Project Energiemix Studie

In het Energiemix-project brengen we de potentiële veranderingen in kaart van het energie- en grond­stoffen­systeem van ongeveer 30 bedrijven in het HIC. Dit doen we in samenwerking met de bedrijven. Via interviews stellen we het huidige energie- en grondstoffenprofiel voor elke productie- en verbruiksunit vast. De experts bepalen dan voor elke unit de mogelijke duurzame alternatieven en vertalen deze naar transitiepaden. Uiteindelijk ontstaat er een totaal­plaatje voor het gebied. In 2020 is fase 2 van dit project uitgevoerd door TNO en Deltalinqs in opdracht van Stedin en Havenbedrijf Rotterdam. In deze fase zijn 42 bedrijven benaderd en hebben 31 bevestigd deel te nemen aan de studie. Van 22 bedrijven is inmiddels data verzameld en voor 12 bedrijven is een analyse uitgevoerd. Uit deze analyse ontstaat een “business as usual” (BAU) transitiepad en nog 3 te volgen transitiepaden voor de industrie in het HIC: BAU en CCS (CO2-afvang en –opslag), BAU en waterstof en BAU en elektrificatie. In alle 4 de scenario’s wordt een forse toename (4-5 keer zo veel) van de elektriciteitsvraag voorzien.

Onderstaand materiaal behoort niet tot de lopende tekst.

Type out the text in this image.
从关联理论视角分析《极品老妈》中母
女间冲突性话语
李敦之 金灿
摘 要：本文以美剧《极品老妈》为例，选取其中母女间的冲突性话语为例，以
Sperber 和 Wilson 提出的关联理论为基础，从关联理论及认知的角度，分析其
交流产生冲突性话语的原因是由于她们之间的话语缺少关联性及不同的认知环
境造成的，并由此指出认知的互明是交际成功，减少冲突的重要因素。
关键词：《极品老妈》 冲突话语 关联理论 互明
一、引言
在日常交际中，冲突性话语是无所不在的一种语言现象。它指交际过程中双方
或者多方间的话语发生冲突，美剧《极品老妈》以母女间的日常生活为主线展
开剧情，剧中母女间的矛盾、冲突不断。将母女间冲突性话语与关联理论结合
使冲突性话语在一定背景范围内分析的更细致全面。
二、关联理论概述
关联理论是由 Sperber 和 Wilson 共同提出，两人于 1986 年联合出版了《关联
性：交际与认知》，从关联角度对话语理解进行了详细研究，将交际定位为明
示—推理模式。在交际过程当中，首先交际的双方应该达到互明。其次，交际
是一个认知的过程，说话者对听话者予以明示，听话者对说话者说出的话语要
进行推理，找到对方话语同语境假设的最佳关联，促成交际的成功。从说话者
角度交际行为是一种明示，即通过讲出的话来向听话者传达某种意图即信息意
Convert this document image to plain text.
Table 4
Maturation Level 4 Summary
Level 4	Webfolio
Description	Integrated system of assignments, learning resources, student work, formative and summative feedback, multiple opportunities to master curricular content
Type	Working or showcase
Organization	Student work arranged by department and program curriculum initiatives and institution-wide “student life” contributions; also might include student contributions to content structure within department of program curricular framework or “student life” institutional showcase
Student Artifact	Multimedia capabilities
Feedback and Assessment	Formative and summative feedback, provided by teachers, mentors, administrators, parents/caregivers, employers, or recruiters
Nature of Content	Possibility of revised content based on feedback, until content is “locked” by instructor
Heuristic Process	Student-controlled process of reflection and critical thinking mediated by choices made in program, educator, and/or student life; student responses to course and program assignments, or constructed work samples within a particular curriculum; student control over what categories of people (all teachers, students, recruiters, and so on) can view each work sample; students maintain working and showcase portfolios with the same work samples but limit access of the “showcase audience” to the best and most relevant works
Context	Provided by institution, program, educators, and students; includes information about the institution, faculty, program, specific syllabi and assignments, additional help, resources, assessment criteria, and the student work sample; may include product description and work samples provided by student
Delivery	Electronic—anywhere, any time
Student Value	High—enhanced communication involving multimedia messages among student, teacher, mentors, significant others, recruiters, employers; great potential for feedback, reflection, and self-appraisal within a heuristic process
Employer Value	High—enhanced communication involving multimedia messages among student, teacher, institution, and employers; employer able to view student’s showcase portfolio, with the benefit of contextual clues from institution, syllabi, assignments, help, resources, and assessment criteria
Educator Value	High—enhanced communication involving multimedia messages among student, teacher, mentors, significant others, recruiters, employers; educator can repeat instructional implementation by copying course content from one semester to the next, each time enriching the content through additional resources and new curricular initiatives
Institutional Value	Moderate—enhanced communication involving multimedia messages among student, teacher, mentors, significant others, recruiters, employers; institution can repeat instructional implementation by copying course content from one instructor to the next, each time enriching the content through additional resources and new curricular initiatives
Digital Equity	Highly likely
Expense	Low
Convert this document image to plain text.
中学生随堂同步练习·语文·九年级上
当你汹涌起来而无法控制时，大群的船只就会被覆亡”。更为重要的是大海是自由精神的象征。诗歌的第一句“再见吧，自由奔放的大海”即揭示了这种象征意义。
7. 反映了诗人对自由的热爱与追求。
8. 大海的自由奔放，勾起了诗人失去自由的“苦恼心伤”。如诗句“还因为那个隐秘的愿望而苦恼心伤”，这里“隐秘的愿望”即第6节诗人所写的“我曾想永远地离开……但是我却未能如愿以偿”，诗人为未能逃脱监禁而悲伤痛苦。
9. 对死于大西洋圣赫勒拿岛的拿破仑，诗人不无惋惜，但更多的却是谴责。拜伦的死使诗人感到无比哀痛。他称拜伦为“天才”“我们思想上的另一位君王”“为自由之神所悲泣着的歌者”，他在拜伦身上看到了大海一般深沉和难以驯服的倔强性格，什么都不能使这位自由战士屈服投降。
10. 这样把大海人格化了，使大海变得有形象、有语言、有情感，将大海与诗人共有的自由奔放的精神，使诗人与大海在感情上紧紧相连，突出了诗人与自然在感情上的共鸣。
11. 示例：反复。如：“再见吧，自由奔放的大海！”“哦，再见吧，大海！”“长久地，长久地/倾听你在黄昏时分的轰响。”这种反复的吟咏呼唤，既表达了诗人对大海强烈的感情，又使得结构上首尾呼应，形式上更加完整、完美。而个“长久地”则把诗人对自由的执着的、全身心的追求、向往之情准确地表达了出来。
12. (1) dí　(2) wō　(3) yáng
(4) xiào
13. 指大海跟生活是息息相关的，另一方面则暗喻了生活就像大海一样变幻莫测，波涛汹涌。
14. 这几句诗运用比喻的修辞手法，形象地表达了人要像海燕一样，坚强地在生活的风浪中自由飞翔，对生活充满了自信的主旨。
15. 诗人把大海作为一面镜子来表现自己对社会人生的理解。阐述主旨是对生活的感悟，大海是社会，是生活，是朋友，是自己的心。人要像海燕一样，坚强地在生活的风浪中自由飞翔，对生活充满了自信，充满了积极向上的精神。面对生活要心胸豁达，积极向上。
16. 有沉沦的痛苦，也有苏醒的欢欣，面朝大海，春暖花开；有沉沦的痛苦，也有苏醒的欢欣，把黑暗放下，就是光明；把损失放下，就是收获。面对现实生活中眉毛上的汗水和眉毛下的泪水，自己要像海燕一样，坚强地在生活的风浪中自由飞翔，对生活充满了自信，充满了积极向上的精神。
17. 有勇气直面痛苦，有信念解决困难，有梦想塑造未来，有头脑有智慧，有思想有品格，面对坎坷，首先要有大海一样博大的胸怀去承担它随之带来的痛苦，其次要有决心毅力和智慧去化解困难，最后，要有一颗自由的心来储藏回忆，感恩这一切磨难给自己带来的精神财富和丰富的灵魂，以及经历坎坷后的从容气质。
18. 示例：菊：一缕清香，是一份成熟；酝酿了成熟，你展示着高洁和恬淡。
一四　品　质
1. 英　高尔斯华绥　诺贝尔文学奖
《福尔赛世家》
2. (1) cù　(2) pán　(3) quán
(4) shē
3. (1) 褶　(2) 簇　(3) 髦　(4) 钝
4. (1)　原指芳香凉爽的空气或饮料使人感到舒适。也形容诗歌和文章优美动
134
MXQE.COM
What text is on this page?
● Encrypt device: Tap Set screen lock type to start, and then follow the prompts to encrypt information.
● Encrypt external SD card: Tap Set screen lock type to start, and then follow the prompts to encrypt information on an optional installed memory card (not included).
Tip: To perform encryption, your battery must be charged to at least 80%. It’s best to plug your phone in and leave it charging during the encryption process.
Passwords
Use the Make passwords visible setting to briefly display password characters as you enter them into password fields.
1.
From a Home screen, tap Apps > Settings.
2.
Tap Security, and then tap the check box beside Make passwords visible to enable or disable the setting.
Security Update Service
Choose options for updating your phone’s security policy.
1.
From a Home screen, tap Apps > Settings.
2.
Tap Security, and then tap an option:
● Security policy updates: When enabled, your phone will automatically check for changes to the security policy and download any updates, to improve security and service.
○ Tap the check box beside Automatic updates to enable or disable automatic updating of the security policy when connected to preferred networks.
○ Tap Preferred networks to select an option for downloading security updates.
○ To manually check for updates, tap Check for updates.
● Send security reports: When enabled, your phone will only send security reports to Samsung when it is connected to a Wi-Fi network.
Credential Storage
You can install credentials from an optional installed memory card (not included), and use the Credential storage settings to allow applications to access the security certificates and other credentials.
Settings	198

In de 2e helft van 2020 is gestart met fase 3 waarin de resterende bedrijven geanalyseerd worden. Voor deze fase is Gasunie toegetreden tot de groep van opdrachtgevers.

Systeemstudie Zuid-Holland

In 2020 is een systeemstudie uitgevoerd naar de energieinfrastructuren in Zuid-Holland in verschillende scenario’s. De studie sluit aan bij de landelijke infrastructuur verkenning II3050, die uitgevoerd wordt in Netbeheer Nederland-verband. In deze energie-intensieve provincie moet het energienet worden uitgebreid met nieuwe verdeelstations en elektriciteitskabels. Opvallend is dat in deze provincie de meeste knelpunten veroorzaakt worden door elektriciteitsgebruik, in tegenstelling tot veel andere provincies waar de duurzame opwek tot knelpunten leidt.

De studie is uitgevoerd in nauwe samenwerking met de Provincie Zuid-Holland, de RES coördinatieteams, de drie regionale netbeheerders (Liander, Westland, Stedin) en de twee landelijk netbeheerders (TenneT en Gasunie) door een consortium van CE Delft, Quintel en TNO. De gezamenlijke uitvoering met meerdere stakeholders over sectoren (gebouwde omgeving, mobiliteit, industrie, landbouw) en voor verschillende energiedragers (elektriciteit, (aard)gas, biogas, waterstof, warmte en CO2) lijkt een voorbeeld te worden voor toekomstige integrale studies.